Imara pulled herself free of him and turned away. Her mind raced to come up with a logical explanation. "Just what exactly are you saying?"
"Lords, Imara, it seems pretty clear. They're stealing military weapons and selling them." Starbuck told her as he looked at her back. She was quiet for a long moment. Eerily so. In retrospect, it was almost as if he was standing in the eye of a storm just before it abruptly hit him.
Imara whirled on him. "Why do you have to assume that this is NOT on the up and up? C'mon! The top brass doesn't tell the cadets everything that's going on. SO, why do you just automatically concludethat this isn't legitimate?" Her eyes flashed angrily at him. Her body was tense, as though poised to strike.
"Imara, you heard them too. Talking about getting a new contract and about their retirements. Then I followed them to find them with a supply container full of Colonial Blasters . . . "
"Did you actually see a container of Colonial Blasters?" She cut him off. "Did they actually say they were selling them? Tell me exactly what you saw and heard, Starbuck!" Imara as much as ordered him.
"Well . . . " Starbuck thought about her words as he regrouped. Was he jumping to conclusions? No, he hadn't actually seen a full container of weapons. No, they hadn't directly mentioned selling them. But he just had this feeling . . . his instinct was telling him he was right on the money. How was he supposed to explain that? "Okay. Maybe you're right. Maybe I am drawing a few conclusions, but . . . surely you can understand why? I mean, what else could it be?"
"I don't know!" she spat at him. "But, I do know that my father wouldn't be involved in something criminal. I know he's a tough officer, but he's also honourable and respectable. He has a family, for Sagan's sake!" She blinked back tears that threatened to spill over.
"Okay. Okay." He held up his hands, silently imploring her not to cry. "Look, why don't we just quietly check around? See what we come up with?" He suggested, backing off a bit.
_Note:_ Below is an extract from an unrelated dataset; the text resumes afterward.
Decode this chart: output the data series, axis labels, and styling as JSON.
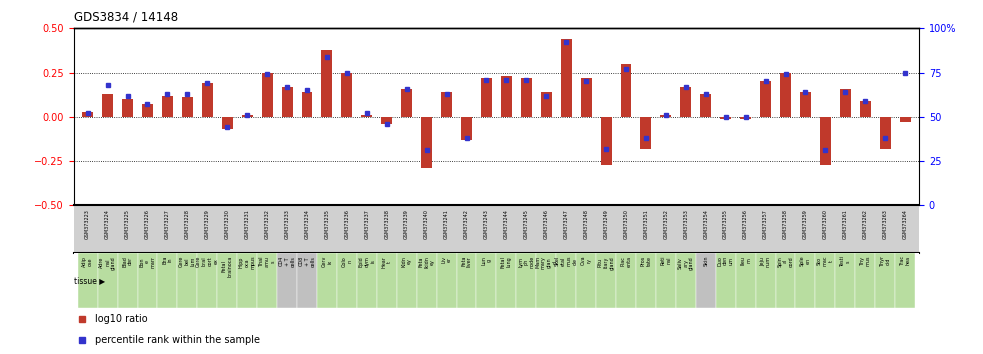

"You want me to try and incriminate my own Father, Starbuck?" She asked incredulously. "You really don't get the whole family concept, do you? Your parents must have raised you a lot differently than mine did. Maybe that's why you never talk about them." She attacked him in anger and fear. "Well, we're a close family. I admire my father. Why in Hades do you think I followed him into the Service?"
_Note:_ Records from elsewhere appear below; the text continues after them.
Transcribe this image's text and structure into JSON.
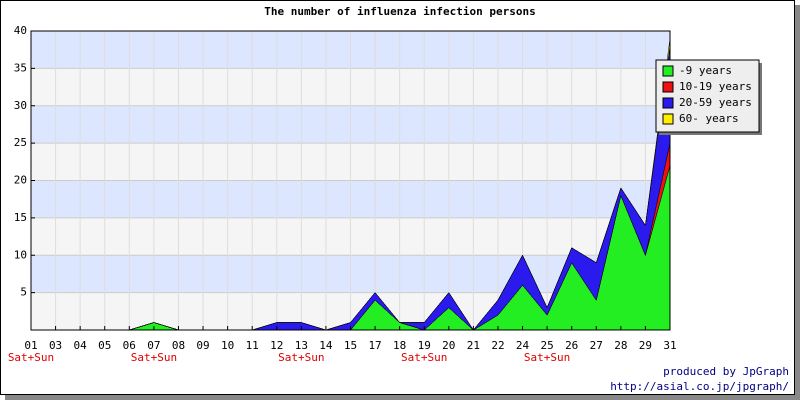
{
  "chart_data": {
    "type": "stacked_area",
    "title": "The number of influenza infection persons",
    "categories": [
      "01",
      "03",
      "04",
      "05",
      "06",
      "07",
      "08",
      "09",
      "10",
      "11",
      "12",
      "13",
      "14",
      "15",
      "17",
      "18",
      "19",
      "20",
      "21",
      "22",
      "24",
      "25",
      "26",
      "27",
      "28",
      "29",
      "31"
    ],
    "x_sublabels": [
      "Sat+Sun",
      null,
      null,
      null,
      null,
      "Sat+Sun",
      null,
      null,
      null,
      null,
      null,
      "Sat+Sun",
      null,
      null,
      null,
      null,
      "Sat+Sun",
      null,
      null,
      null,
      null,
      "Sat+Sun",
      null,
      null,
      null,
      null,
      null
    ],
    "series": [
      {
        "name": "-9 years",
        "color": "#22ee22",
        "values": [
          0,
          0,
          0,
          0,
          0,
          1,
          0,
          0,
          0,
          0,
          0,
          0,
          0,
          0,
          4,
          1,
          0,
          3,
          0,
          2,
          6,
          2,
          9,
          4,
          18,
          10,
          22
        ]
      },
      {
        "name": "10-19 years",
        "color": "#ee1111",
        "values": [
          0,
          0,
          0,
          0,
          0,
          0,
          0,
          0,
          0,
          0,
          0,
          0,
          0,
          0,
          0,
          0,
          0,
          0,
          0,
          0,
          0,
          0,
          0,
          0,
          0,
          0,
          3
        ]
      },
      {
        "name": "20-59 years",
        "color": "#2a1aee",
        "values": [
          0,
          0,
          0,
          0,
          0,
          0,
          0,
          0,
          0,
          0,
          1,
          1,
          0,
          1,
          1,
          0,
          1,
          2,
          0,
          2,
          4,
          1,
          2,
          5,
          1,
          4,
          13
        ]
      },
      {
        "name": "60- years",
        "color": "#ffee00",
        "values": [
          0,
          0,
          0,
          0,
          0,
          0,
          0,
          0,
          0,
          0,
          0,
          0,
          0,
          0,
          0,
          0,
          0,
          0,
          0,
          0,
          0,
          0,
          0,
          0,
          0,
          0,
          1
        ]
      }
    ],
    "ylim": [
      0,
      40
    ],
    "yticks": [
      5,
      10,
      15,
      20,
      25,
      30,
      35,
      40
    ],
    "grid": true,
    "legend": "upper right",
    "footer": [
      "produced by JpGraph",
      "http://asial.co.jp/jpgraph/"
    ]
  }
}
"Maybe you should think of it as trying to clear him then. Not of incriminating him." Starbuck countered, ignoring the remarks about his family . . . or lack thereof. He had never discussed with her his being orphaned as a toddler. It had never come up, and frankly, was one of his least favourite topics. He despised that look of pity that people gave him when they learned of his past. Hades, it wasn't as if he was the only orphaned child since the war with the Cylons began. In fact, it was just the opposite.
"That's where you're dead wrong! I don't think he's guilty of anything! I know my father."
"Look, Imara, we can't just let this slide. There's every probability that . . . " Starbuck tried to reason with her.
"NO! I don't even want to discuss this any further, Starbuck. It's over." She took little gasping breaths as she glared at him, clenching her fists. "We're over."
"We're over? Just what do we have to do with your father?" Starbuck asked, a little stunned.
"Everything." She remarked coolly, before turning and walking away.
"Imara, wait just a centon . . . " He started after her.
She pivoted on her heel sharply, turning to face him. "Let it go, Starbuck. I'm going to forget that all of this even happened. I suggest you do the same. My father wouldn't take kindly to you nosing around the Academy trying to set him up. Neither do I." She threatened him, not knowing what else to do.
The emotions that crossed his features, a mixture of anger, confusion, betrayal and hurt, almost stopped her as she turned away and walked back towards the Brites Building on her own. However, she steeled herself against him, knowing that the old proverb that her Father had drilled in to her yahrens before was true; blood is thicker than water.